The Online Community for Culver City – The New Scene
On June 7, the Expo Line connecting Culver City to downtown Los Angeles (and points in between) opened, the first step in a new era of public transportation on the West side. I've been (happily) taking the line to and from work since the end of July, and I've seen the ridership rise steadily. Culver City Councilman Jim Clarke also takes the train a couple of times a week to his day job in Los Angeles City Hall. Work has already begun in earnest on the extension of the line to Santa Monica in the next couple of years. That means that Culver City needs to act fast to take advantage of its current status as a terminal.
6. Maker Studios Captures Some of YouTube's $100 million
I have two daughters, 13 and 15, and they have a completely different approach to media to mine when I was their age. Instead of plunking themselves in front of a television for entertainment, they both head right to YouTube. If you've never heard of (YouTube sensation) Tobuscus, you have some learning to do about the new media landscape. This year, YouTube made a $100 investment in additional programming for this new generation -- and sought to expand its audience through channels aimed at Moms and Latinos. As I reported back in February, Culver City's own Maker Studio received some of that investment, and today is at the forefront of the new media revolution.You can read the whole story HERE.
Thanks to a lively comments section, Culver City Times readers had a front-row seat for the debate as to whether the Culver City Council should approve plans to bring a 7-Eleven to the corner of Braddock and Sepulveda. In early September, the Council voted 4-to-1 to reject an appeal that would have prevented the building of the convenience store. It was a bit of an ordeal, and somewhere along the line the Culver City Planning Commission decided that a traditionally designed 7-Eleven wouldn't do, so what we're going to get is something approximating the futuristic design shown above. Interesting.
It was a story that Culver City Times first broke in May of 2011, and the idea of a giant rainbow towering over the city captured the imagination of people all over Los Angeles and beyond. In the end, Tony Tasset's 94-foot-tall "Rainbow" was a bit underwhelming -- it's not as prominent as one might imagine -- but it's still fun to spot as you drive down Culver Boulevard. Here's the STORY on the unveiling in October.

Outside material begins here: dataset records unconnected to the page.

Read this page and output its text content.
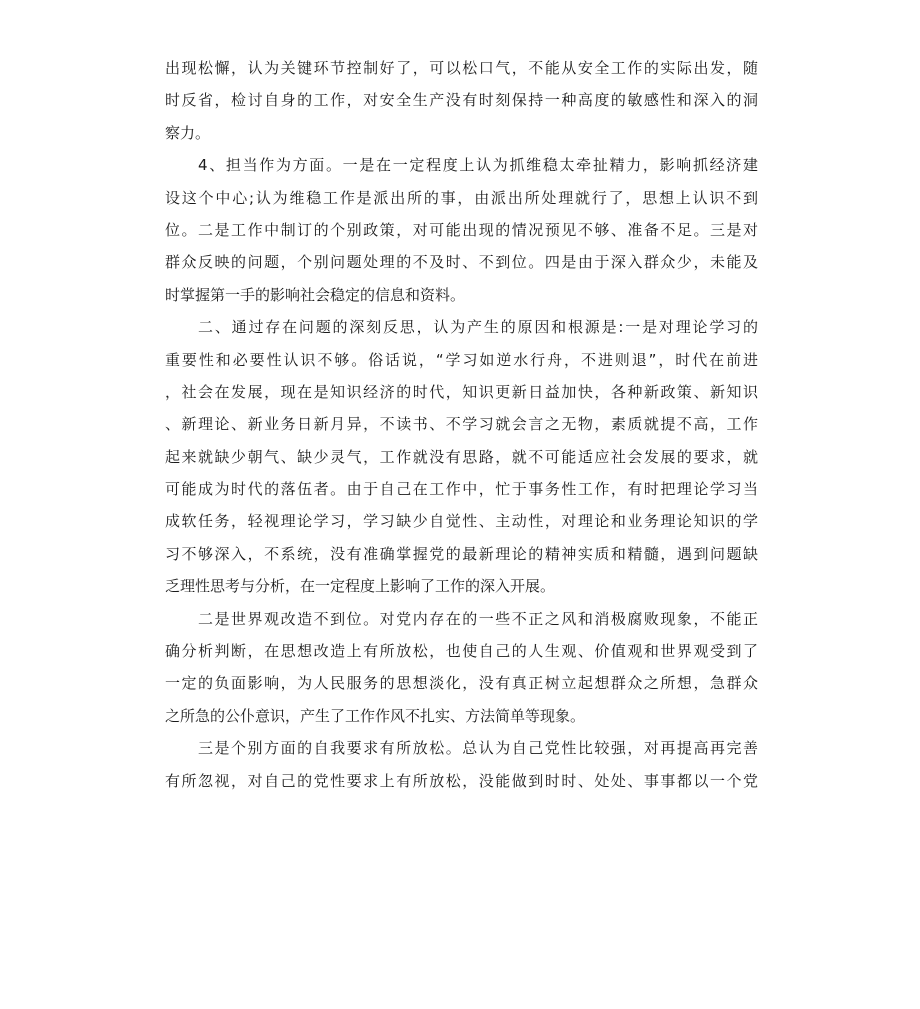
出现松懈，认为关键环节控制好了，可以松口气，不能从安全工作的实际出发，随
时反省，检讨自身的工作，对安全生产没有时刻保持一种高度的敏感性和深入的洞
察力。
4、担当作为方面。一是在一定程度上认为抓维稳太牵扯精力，影响抓经济建
设这个中心;认为维稳工作是派出所的事，由派出所处理就行了，思想上认识不到
位。二是工作中制订的个别政策，对可能出现的情况预见不够、准备不足。三是对
群众反映的问题，个别问题处理的不及时、不到位。四是由于深入群众少，未能及
时掌握第一手的影响社会稳定的信息和资料。
二、通过存在问题的深刻反思，认为产生的原因和根源是:一是对理论学习的
重要性和必要性认识不够。俗话说，“学习如逆水行舟，不进则退”，时代在前进
，社会在发展，现在是知识经济的时代，知识更新日益加快，各种新政策、新知识
、新理论、新业务日新月异，不读书、不学习就会言之无物，素质就提不高，工作
起来就缺少朝气、缺少灵气，工作就没有思路，就不可能适应社会发展的要求，就
可能成为时代的落伍者。由于自己在工作中，忙于事务性工作，有时把理论学习当
成软任务，轻视理论学习，学习缺少自觉性、主动性，对理论和业务理论知识的学
习不够深入，不系统，没有准确掌握党的最新理论的精神实质和精髓，遇到问题缺
乏理性思考与分析，在一定程度上影响了工作的深入开展。
二是世界观改造不到位。对党内存在的一些不正之风和消极腐败现象，不能正
确分析判断，在思想改造上有所放松，也使自己的人生观、价值观和世界观受到了
一定的负面影响，为人民服务的思想淡化，没有真正树立起想群众之所想，急群众
之所急的公仆意识，产生了工作作风不扎实、方法简单等现象。
三是个别方面的自我要求有所放松。总认为自己党性比较强，对再提高再完善
有所忽视，对自己的党性要求上有所放松，没能做到时时、处处、事事都以一个党
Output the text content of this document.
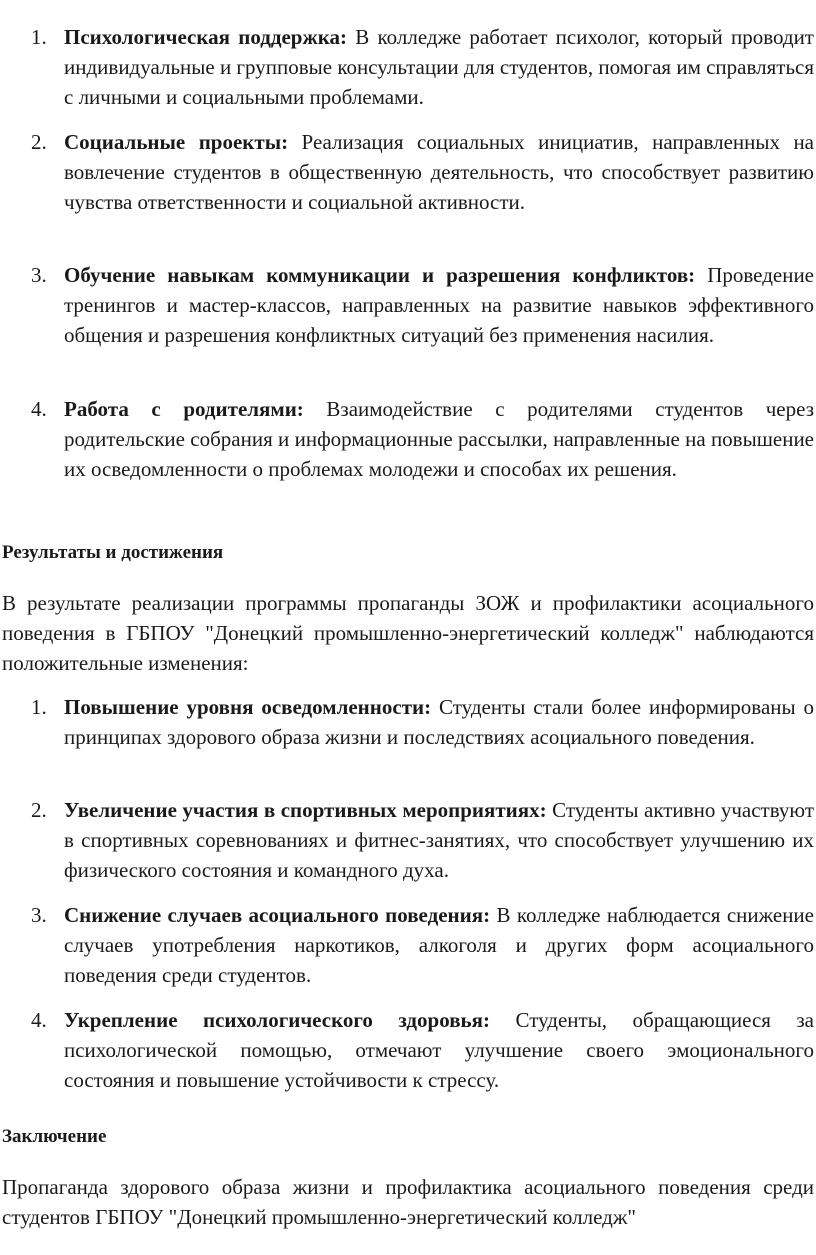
1. Психологическая поддержка: В колледже работает психолог, который проводит индивидуальные и групповые консультации для студентов, помогая им справляться с личными и социальными проблемами.
2. Социальные проекты: Реализация социальных инициатив, направленных на вовлечение студентов в общественную деятельность, что способствует развитию чувства ответственности и социальной активности.
3. Обучение навыкам коммуникации и разрешения конфликтов: Проведение тренингов и мастер-классов, направленных на развитие навыков эффективного общения и разрешения конфликтных ситуаций без применения насилия.
4. Работа с родителями: Взаимодействие с родителями студентов через родительские собрания и информационные рассылки, направленные на повышение их осведомленности о проблемах молодежи и способах их решения.
Результаты и достижения
В результате реализации программы пропаганды ЗОЖ и профилактики асоциального поведения в ГБПОУ "Донецкий промышленно-энергетический колледж" наблюдаются положительные изменения:
1. Повышение уровня осведомленности: Студенты стали более информированы о принципах здорового образа жизни и последствиях асоциального поведения.
2. Увеличение участия в спортивных мероприятиях: Студенты активно участвуют в спортивных соревнованиях и фитнес-занятиях, что способствует улучшению их физического состояния и командного духа.
3. Снижение случаев асоциального поведения: В колледже наблюдается снижение случаев употребления наркотиков, алкоголя и других форм асоциального поведения среди студентов.
4. Укрепление психологического здоровья: Студенты, обращающиеся за психологической помощью, отмечают улучшение своего эмоционального состояния и повышение устойчивости к стрессу.
Заключение
Пропаганда здорового образа жизни и профилактика асоциального поведения среди студентов ГБПОУ "Донецкий промышленно-энергетический колледж"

The first I heard that there might be an outdoor ice skating rink in downtown Culver City this winter was in an email that Councilman Jeff Cooper wrote me. He verified that construction Parcel B on had been delayed as the state sorted the fallout from disbanding all redevelopment agencies. But he added that he hoped that Parcel B could benefit the community while it was in its current state, saying "There is a proposal that would turn Parcel B into an outdoor ice rink during the holiday season. I look forward to deciding on this with my colleagues, as I feel this would be a great temporary reuse of property with a positive impact on the downtown area." The idea was indeed approved, and soon after Thanksgiving, Parcel B was transformed into a Winter Wonderland.
The Branded Arts Building is a beautiful symbol of not only of the vitality of Culver City and its Arts District -- but also of a city in transition. After all, these extraordinary murals at the corner of Washington and National only exist because the buildings were scheduled to be torn down to make way for Metro-adjacent retail/restaurant space. Hearing this, Warren Brand made a deal with the owner -- he would attract some of the world's foremost muralists to decorate the buildings' walls while they stood. Thus, derelict buildings were transformed into the mural capital of Los Angeles -- and a colorful and fun "Welcome!" to the people coming Culver City on the Expo Line. With the buildings' demolition imminent (supposedly in March of 2013), Warren Brand threw a bash this November to celebrate the achievements of Branded Arts Building.
Last January the Culver City Council took an extraordinary measure to assure that the Jazz Bakery -- long one of city's crown jewels -- would continue to have a home in downtown Culver City. It gave the property at 9814 Washington Boulevard (right next to the Culver Theater) to the Jazz Bakery for free -- with the understanding that they will develop on the site a state-of-the-art jazz venue with 250 seats. With legendary architect Frank Gehry set to design the building, the Jazz Bakery will be a treasure for decades to come.